FOCUS on Political Repression in Southern Africa was the news bulletin of the International Defence & Aid Fund (IDAF), published from 1975 onwards. Each issue documented detentions, political trials, banning orders, deaths in custody, and military violence across South Africa, Rhodesia/Zimbabwe, Namibia, Mozambique, and the wider region — sourced from contemporary press reporting.

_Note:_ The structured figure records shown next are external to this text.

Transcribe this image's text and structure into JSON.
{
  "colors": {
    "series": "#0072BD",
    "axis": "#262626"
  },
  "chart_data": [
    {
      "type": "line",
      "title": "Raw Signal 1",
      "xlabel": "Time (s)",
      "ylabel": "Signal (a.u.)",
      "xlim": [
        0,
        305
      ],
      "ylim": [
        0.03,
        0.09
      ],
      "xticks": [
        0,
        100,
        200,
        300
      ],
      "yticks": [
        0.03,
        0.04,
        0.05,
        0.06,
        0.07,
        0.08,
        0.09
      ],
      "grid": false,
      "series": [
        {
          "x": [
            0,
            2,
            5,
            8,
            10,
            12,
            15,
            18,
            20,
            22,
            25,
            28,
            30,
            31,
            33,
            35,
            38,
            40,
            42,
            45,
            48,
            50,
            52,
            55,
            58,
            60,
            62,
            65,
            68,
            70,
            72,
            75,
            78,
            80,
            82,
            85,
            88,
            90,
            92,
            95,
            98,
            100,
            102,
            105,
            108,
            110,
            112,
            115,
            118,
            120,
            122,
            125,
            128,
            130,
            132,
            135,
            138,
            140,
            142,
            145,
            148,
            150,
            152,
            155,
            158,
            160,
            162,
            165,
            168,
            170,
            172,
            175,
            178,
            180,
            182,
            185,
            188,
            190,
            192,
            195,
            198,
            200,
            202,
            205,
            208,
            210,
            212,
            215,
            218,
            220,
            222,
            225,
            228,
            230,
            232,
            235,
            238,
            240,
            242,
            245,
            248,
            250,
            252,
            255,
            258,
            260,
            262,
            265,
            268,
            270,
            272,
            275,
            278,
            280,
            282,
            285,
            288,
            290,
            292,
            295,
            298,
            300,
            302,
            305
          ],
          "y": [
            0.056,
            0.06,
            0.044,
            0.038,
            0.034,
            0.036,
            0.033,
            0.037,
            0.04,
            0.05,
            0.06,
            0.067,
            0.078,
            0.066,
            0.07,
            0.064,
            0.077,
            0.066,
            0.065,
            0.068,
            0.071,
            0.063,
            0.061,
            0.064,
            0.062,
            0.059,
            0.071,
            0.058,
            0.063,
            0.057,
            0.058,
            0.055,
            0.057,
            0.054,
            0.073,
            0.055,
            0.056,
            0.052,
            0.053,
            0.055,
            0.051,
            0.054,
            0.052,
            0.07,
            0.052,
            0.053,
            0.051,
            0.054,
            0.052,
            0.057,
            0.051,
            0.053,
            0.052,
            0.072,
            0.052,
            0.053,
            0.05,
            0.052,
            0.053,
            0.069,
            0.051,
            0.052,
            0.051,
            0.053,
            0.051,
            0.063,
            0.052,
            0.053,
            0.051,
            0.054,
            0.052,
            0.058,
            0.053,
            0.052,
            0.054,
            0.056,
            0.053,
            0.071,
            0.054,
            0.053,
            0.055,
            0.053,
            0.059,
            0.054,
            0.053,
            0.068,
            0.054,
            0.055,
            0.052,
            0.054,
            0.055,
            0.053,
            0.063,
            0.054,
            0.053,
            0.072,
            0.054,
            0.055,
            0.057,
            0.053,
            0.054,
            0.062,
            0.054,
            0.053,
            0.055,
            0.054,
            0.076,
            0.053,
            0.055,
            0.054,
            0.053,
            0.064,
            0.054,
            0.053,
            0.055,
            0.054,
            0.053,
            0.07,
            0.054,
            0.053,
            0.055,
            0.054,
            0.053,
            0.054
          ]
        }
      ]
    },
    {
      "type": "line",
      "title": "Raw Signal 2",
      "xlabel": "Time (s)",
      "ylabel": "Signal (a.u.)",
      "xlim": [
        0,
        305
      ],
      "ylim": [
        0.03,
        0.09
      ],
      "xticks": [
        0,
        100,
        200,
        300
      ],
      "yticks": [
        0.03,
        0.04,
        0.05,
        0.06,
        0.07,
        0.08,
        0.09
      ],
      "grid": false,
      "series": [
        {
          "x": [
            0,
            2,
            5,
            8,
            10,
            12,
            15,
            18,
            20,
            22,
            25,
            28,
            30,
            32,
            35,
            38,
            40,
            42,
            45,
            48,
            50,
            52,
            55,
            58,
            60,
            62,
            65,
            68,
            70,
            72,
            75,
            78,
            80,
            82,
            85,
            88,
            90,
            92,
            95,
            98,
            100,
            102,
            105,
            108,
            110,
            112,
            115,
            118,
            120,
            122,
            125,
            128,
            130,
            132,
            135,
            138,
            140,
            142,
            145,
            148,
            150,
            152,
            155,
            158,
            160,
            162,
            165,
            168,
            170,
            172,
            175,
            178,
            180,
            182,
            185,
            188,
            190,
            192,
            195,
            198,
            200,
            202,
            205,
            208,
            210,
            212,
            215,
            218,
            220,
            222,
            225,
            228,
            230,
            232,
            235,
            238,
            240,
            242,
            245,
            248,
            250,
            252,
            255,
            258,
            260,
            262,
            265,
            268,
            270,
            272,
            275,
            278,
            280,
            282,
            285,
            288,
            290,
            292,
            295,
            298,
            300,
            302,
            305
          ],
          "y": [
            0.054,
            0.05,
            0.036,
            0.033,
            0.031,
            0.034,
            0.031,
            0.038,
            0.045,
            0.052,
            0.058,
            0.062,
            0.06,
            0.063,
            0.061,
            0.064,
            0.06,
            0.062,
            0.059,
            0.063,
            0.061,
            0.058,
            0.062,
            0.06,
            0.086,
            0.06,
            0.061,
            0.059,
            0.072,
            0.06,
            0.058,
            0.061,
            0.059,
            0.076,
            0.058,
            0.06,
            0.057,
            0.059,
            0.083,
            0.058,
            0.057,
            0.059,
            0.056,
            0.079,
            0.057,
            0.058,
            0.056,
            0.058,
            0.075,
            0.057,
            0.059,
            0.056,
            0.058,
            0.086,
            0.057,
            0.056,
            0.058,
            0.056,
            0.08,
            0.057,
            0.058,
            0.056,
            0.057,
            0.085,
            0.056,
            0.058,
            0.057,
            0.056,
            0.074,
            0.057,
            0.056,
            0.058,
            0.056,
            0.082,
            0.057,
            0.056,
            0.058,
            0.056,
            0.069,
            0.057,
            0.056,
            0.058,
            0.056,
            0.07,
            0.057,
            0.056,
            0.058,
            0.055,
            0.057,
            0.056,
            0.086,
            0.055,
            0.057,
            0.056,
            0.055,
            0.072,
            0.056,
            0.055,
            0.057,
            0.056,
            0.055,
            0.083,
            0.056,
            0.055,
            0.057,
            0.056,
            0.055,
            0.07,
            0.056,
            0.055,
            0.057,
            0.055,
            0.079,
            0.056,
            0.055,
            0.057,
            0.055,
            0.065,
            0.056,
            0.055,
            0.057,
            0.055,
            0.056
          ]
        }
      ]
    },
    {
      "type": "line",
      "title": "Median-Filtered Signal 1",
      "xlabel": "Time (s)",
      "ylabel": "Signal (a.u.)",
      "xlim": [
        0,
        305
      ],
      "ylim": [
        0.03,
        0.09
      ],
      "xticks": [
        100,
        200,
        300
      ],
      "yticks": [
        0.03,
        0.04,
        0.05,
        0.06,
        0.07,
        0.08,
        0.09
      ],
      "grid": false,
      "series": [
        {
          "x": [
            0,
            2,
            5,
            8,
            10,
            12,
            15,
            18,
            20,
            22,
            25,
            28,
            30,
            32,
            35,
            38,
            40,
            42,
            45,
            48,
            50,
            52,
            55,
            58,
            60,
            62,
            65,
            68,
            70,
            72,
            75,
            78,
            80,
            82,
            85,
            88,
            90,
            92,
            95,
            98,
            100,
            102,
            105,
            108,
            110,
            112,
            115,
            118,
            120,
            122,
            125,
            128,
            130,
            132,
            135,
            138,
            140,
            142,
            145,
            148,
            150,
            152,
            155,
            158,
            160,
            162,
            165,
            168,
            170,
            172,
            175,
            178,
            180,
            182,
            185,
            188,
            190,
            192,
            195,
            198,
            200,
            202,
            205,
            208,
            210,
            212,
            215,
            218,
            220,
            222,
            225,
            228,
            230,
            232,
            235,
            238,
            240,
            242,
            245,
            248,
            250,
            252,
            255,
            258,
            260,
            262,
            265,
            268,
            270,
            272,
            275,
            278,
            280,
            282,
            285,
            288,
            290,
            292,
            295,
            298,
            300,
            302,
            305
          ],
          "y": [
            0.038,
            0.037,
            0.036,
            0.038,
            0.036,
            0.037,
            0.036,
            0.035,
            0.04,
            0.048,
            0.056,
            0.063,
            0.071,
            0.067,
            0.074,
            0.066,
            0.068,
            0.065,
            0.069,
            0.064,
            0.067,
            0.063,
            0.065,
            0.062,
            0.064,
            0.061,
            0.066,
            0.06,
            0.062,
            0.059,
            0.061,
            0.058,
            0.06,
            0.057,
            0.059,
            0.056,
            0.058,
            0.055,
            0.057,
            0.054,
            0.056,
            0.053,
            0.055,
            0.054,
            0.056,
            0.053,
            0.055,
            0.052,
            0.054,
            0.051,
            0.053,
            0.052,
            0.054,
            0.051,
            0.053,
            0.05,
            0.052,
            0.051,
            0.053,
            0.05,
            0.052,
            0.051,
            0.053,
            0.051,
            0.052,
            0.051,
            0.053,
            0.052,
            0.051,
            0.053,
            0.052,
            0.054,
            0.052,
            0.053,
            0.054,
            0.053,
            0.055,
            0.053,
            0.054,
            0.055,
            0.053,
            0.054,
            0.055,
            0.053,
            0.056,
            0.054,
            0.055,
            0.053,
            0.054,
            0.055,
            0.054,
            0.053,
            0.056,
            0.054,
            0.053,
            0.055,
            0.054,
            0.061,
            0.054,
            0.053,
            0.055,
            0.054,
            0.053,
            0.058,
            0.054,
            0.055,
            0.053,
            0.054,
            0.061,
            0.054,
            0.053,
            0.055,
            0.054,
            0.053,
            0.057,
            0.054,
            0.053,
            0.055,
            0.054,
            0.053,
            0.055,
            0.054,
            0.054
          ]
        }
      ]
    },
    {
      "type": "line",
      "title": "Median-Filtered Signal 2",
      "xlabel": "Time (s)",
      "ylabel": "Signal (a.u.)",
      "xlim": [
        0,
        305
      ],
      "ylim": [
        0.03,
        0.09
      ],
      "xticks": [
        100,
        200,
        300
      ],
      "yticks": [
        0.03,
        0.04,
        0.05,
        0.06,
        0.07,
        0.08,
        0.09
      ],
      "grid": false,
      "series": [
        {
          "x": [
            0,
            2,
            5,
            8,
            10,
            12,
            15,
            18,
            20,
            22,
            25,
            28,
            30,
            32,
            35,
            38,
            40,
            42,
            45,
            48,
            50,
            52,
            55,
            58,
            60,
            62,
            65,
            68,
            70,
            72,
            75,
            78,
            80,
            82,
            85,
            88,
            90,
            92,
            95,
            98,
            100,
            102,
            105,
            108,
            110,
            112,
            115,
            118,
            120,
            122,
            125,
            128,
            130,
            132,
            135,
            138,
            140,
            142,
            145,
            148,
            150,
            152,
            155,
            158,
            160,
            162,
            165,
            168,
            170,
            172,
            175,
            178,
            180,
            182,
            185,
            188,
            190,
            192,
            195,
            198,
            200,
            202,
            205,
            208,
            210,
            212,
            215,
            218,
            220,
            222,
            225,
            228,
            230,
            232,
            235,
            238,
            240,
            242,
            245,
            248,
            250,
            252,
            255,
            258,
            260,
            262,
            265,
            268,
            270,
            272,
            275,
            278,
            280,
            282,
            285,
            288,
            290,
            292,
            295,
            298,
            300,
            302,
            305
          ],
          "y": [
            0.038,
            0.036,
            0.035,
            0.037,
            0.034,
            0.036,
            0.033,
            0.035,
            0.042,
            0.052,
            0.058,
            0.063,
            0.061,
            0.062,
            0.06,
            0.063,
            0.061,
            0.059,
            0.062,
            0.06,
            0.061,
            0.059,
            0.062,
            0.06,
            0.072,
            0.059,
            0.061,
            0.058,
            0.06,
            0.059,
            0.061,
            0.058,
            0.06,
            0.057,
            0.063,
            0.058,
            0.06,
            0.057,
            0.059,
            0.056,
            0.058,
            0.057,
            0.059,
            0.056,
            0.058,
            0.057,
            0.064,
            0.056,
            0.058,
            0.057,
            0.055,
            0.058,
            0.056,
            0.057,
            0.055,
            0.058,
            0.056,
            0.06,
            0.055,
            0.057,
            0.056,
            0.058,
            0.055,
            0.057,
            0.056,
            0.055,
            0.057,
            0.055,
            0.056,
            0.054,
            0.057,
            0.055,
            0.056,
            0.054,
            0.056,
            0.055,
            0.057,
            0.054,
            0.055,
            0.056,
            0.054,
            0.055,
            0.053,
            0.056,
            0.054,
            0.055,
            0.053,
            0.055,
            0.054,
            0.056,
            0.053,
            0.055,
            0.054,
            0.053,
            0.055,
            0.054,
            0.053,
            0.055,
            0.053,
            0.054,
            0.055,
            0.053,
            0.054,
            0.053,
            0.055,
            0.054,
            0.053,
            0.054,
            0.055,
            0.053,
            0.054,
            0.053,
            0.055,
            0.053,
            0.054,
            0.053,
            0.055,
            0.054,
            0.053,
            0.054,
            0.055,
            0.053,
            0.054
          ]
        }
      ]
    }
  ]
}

This site is a research front-end for the structured archive that The Bitter Aloe Project builds from the original page scans. Layouts are produced with dots.ocr, manually corrected page-by-page, and then post-processed with Gemini 3.1 Flash Lite Preview to recover the editorial structure of each issue and surface the people, places, and organizations mentioned in every section.

Datasets

  • focus-raw-ocr — Page-level corrected dots.ocr layouts joined to the original page renders.
  • focus-processed-articles — Issue-level structured extractions: articles, summaries, and per-section people, places, and organizations.

How it works

  1. Each page is rendered to PNG and run through dots.ocr to produce a layout JSON.
  2. Annotators validate the layout and correct any OCR errors in a custom tool.
  3. Per-page corrections are joined with the rendered images and published as focus-raw-ocr.
  4. Per-issue, the corrected layouts are sent to Gemini 3.1 Flash Lite Preview, which returns a structured JSON listing each editorial section (front matter, articles, end matter), a reflowed body, a summary, and the per-section entity lists. These are published as focus-processed-articles and rendered into this site.
  5. The site is built with Astro, deployed to GitHub Pages, and indexed at build time by Pagefind for fully-static client-side search.

Citation

@misc{bitter_aloe_focus_archive,
  title  = {The FOCUS Archive},
  author = {The Bitter Aloe Project},
  year   = {2026},
  url    = {https://wjbmattingly.github.io/focus-dataset}
}

License

Code on this site is MIT-licensed. The structured datasets are released for non-commercial research use under CC-BY-NC-4.0. The underlying FOCUS publication is © the International Defence & Aid Fund and its successors.